Wendy

Maman était enceinte. Les deux jeunes sœurs jouaient dans leur chambre avec leurs poupées et inventaient des situations les mettant elles-mêmes en scène, avec le bébé. Elles l’avaient prénommée Wendy. Dans le jeu. Parce que pour l’instant, il ou elle n’avait pas de nom. Mais elles souhaitaient tant avoir une petite sœur.

Dans leur monde inventé, Wendy marchait et courait, même si c’était un bébé. Elle se faisait comprendre par n’importe qui avec des gémissements, des feulements ou des cris. La petite était même douée de pouvoirs magiques, comme des ongles rétractables, ou la faculté de sauter très loin et très haut. Bébé Wendy voyait dans le noir avec ses yeux bioniques et elle tenait tête aux gangs de rue, dans la ruelle, la nuit tombée.  L’imagination inépuisable des deux jeunes sœurs n’avait d’égale que leur excitation à l’idée d’avoir une nouvelle sœur en laquelle étaient personnifiés tous les possibles.

Lorsqu’un jour, Maman leur annonça qu’elle ne garderait pas le bébé. Elle les fit asseoir sur le lit et leur expliqua en les étreignant que le bébé était à un stade de croissance trop petit pour s’en rendre compte et qu’il disparaitrait sans jamais avoir eu conscience d’exister. Leur père, dans l’entrebâillement de la porte, ne vint pas les rejoindre. Mais il dit :

-       Vous ne voulez pas qu’on reste comme ça ? On est bien comme ça. Tout va rester comme ça, tous les quatre ; il n’y a rien qui va changer.

Maman a insisté pour que la famille l’accompagne à l’hôpital. Elle a tenu à expliquer l’avortement en détails à ses filles de 4 et 6 ans, car elle pensait qu’elles étaient assez matures pour connaitre la vérité. Par ailleurs, l’histoire ne dit pas si la mère, pensant bien faire, a eu une pointe d’amertume en voyant le cœur et le visage de ses filles se liquéfier pendant qu’elle parlait.

Ses enfants, écoutant solennellement, étaient bien plus affolées par l’idée que cela aurait pu être leur sort, à elles aussi, avant leur naissance ; qu’elles n’étaient concernées par le destin du foetus.
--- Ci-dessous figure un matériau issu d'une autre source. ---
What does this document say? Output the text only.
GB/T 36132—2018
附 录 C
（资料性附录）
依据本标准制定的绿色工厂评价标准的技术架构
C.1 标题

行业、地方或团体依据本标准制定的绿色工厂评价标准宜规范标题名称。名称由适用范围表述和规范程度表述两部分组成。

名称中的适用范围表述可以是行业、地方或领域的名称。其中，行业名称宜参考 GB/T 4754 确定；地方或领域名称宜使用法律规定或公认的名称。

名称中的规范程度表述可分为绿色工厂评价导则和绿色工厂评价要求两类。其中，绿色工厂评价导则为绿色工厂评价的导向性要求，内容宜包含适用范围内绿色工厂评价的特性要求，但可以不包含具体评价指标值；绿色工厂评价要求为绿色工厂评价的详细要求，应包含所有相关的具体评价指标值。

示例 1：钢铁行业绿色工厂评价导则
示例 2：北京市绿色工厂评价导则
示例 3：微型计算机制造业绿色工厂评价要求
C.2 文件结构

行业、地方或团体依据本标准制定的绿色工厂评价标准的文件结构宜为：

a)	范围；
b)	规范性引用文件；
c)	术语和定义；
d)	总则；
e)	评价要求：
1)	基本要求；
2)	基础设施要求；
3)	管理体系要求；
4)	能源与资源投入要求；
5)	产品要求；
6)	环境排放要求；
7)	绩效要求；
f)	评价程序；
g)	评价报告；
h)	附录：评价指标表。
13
Comme Wendy, elles auraient pu mourir avant leur naissance et ne jamais s’en apercevoir. Cette pensée les tétanisait. Elles démonisèrent leur mère et se mirent à imaginer qu’elle pourrait se débarrasser d’elles sur un oui ou un non ; qu’elle avait droit de vie ou de mort sur elles.

L’une et l’autre s’épanchaient en larmes dans la salle d’attente de l’hôpital. Leur père, protecteur, ramenait une couverture sur leurs petites jambes repliées, en essayant de les calmer :
-       Soyez pas inquiètes, les filles. C’est une intervention de routine, il n’y a aucune raison de s’inquiéter. Tout va revenir à la normale. Maman va venir vous border ce soir dans votre lit, comme d’habitude.

Rien pour les rassurer.

Le soir-même, effectivement, depuis la pénombre de la chambre elles virent la silhouette de leur mère dans l’encadrement de la porte. L’ombre disparut. Elle était entrée sans ouvrir la lumière et sans faire de bruit. Elle s’accroupit tout près, entre les deux lits, car elles entendirent ses genoux craquer et le tissu froisser. Un gémissement se fit entendre. Aigu, plaintif, interrogatif. Instinctivement les deux sœurs eurent la même pensée : leur mère apportait le corps tuméfié du bébé auprès d’elles pour les terrifier, c’était évident.  Fermant les yeux et retenant leur souffle, les fillettes ne s’aperçurent pas tout de suite que leur mère avait allumé la lampe de chevet et qu’elle souriait. Son sourire n’avait rien de sardonique, ni de méchant. Bien au contraire. C’était de la complicité qui brillait au fond de ses yeux, et même de la fierté.

L’ainée fut la première à oser jeter un regard par dessus son édredon jusqu’à terre et son hurlement suraigu transperça la chambre. Elle éclata en sanglot dans ses mains, de façon assez théâtrale, puis cria :
-       Maman ! Oh, Maman !


Était-ce une mauvaise blague ? Ce n’était pas un avortement, mais bien un accouchement? Le bébé serait-il réellement là, couché par terre, et bien vivant? Un petit cri étouffé, encore une fois, en provenance de la moquette. Et à présent, la plus jeune s’en rendait compte avec stupeur, c’était bien évidemment un « miaou ».